Dr. Doris Akyere Boateng
Dr. Doris Akyere Boateng is a social worker and Senior Lecturer, with a vast experience in socio-economic research. She completed a split-site PhD program in Social Work at the University of Ghana and the University of Manitoba in Canada. She has a Master of Philosophy degree in Social Work from the University of Ghana. She has great interest in Women’s empowerment issues, Mental Health, Gender Issues, Policy Studies and Community Development. She is a Christian and married with 2 biological and several social children.
Jemima Nunoo (PhD, MA(res), MA, BSc (Hons))
Dr (Mrs) Jemima Nunoo (nee Agyare) is an award winning executive and Technical Director for Media and Strategic Communications at the Office of the President, Ghana. She is also a lecturer at the Ghana Institute of Management and Public Administration (GIMPA). She headed the Centre for Management Development (CMD), the Executive Education and training wing of the GIMPA Business School. Dr Nunoo teaches Leadership (at the undergraduate and executive levels), Business Ethics and Corporate Social Responsibility, Business Management and Administration at the Business School and have taught Politics, International Relations and Ethical Leadership at the School of Public Service and Governance. With regards to teaching, she has over 17 years of experience teaching at the Tertiary level. She has facilitated programmes for various organisations including: Young African Leaders Initiative (YALI), Ministry of Local Government and Rural Development, Databank and DANIDA.
Dr Nunoo holds a BSc (Hons) in Biochemistry from the University of Birmingham, UK, an MA in International Studies and Diplomacy from the School of Oriental and African Studies (SOAS), University of London, a Research Track MA from the University of Nottingham, UK and a PhD from the same institution. The Economic and Social Research Council (ESRC) of the UK awarded Dr Nunoo a PhD and research track MA scholarship. Her doctoral research investigated the politics and governance of genetically modified (GM) agriculture in Africa. Dr Nunoo has written on GM agriculture in Africa, transparency and accountability issues within the oil and gas sector in Ghana and small-scale agriculture in Africa.

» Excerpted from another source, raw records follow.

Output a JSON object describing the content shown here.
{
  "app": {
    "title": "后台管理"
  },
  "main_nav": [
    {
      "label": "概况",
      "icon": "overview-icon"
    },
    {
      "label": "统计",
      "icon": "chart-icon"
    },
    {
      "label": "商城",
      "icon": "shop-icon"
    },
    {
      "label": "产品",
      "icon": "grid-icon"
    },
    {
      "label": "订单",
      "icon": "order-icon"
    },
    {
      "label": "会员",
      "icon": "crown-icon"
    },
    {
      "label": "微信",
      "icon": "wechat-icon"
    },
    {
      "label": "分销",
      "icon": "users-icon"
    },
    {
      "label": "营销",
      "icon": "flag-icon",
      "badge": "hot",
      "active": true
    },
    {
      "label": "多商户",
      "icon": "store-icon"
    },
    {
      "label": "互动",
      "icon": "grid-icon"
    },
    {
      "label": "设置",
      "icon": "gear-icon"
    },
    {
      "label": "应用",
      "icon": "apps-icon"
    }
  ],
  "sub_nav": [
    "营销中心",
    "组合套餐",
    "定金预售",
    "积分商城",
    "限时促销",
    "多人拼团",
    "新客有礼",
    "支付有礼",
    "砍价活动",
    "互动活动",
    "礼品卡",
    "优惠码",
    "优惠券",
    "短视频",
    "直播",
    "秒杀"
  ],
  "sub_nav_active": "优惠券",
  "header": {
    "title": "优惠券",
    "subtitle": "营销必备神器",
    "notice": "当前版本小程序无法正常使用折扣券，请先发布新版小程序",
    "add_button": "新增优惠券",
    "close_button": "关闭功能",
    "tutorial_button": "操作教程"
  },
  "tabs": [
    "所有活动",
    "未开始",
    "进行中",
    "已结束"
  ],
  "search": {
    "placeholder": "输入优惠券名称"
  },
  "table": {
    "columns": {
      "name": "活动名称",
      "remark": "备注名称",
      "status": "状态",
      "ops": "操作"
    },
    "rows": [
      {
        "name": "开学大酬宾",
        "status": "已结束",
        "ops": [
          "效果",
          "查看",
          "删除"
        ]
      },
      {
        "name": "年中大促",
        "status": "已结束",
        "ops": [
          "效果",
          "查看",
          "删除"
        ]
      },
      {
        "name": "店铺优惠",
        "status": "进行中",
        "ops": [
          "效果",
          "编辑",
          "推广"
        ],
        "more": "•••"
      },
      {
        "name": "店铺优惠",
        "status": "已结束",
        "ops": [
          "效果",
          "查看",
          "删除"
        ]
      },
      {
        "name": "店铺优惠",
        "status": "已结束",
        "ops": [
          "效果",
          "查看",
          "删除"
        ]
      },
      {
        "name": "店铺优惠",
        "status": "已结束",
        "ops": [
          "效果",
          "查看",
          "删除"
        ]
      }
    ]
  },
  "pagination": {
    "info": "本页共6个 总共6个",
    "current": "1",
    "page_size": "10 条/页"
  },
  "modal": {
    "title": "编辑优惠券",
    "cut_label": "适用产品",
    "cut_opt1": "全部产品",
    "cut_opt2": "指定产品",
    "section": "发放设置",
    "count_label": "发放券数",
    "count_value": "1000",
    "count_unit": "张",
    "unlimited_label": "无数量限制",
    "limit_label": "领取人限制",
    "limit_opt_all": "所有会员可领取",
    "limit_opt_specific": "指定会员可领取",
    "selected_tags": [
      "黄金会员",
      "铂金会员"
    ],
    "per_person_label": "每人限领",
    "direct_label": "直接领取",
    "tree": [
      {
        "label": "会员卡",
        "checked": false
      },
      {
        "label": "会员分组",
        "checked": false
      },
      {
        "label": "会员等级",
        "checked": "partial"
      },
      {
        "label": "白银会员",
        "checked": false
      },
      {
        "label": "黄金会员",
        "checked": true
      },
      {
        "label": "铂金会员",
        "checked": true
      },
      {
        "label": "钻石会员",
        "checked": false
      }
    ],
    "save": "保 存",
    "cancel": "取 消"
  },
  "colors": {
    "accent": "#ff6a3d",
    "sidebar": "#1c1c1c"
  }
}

Previously Dr Nunoo was the Speechwriter and Principal Researcher for H. E. John Agyekum Kufuor, former President of the Republic of Ghana. She was instrumental in the establishment and launching of the John A. Kufuor Foundation for Governance and Leadership. Prior to this, she was a Research Fellow at the Institute for Democratic Governance. She headed the Poverty, Inequality and Sustainable Development Programme. She has also taught Power and Leadership, Qualitative Research Methods and Approaches to Political Studies at the School of Politics and International Relations at the University of Nottingham, UK.
Dr Nunoo won the awards for Outstanding Female Executive of the Year and Best Achiever in CSR at the 2019 Feminine Ghana Awards. She is the Board Chair of the Africa Centre for Energy Policy (ACEP), an Energy Research organisation and Thinks Tank and a government-appointed board member of the Petroleum Commission, Ghana.
Dr. Ernestina Korleki Dankyi
Dr. Ernestina Korleki Dankyi holds a PhD in Migration Studies, a Master of Philosophy degree in Sociology, and a Bachelor of Arts degree in Social Work all from the University of Ghana. She aspires to be a world class childhood research scholar and one of Africa’s finest child’s right advocate. Her lifelong goal is to work assiduously towards the elimination of the all forms of homelessness and streetism among children in Sub-Saharan Africa. It is her greatest desire that children will find a home preferably among ‘family’ within which they will grow and develop. Her research focuses on diverse groups of children and adolescents affected by both internal and international migration. She has for the past three years been working on the mental health experiences of street children and adolescents, most of whom are migrants. She also believes that the environment, that is the multi-level care systems within which children grow up play a significant role in their wellbeing. Therefore, inspired by the ecological systems theory, her current research focuses on the interaction between the macro structures of care and the immediate settings within with children and adolescents find themselves and how these interactions impact on their wellbeing. She was awarded a grant by the Society for Research in Child Development (SRCD) to examine the existing institutions, policies and programmes available for street children and how these are positioned to meet their mental health and other related needs. Her interest in street children and adolescents spans their general well-being and the micro, meso and macro level structures that are responsible for providing care for them. She is also a 2016 Global Fellow with the Global Child Behavioural Health Fellowship programme funded by the McSilver Institute for Poverty Policy and Research at the New York University and a member of the Society for Research in Child Development.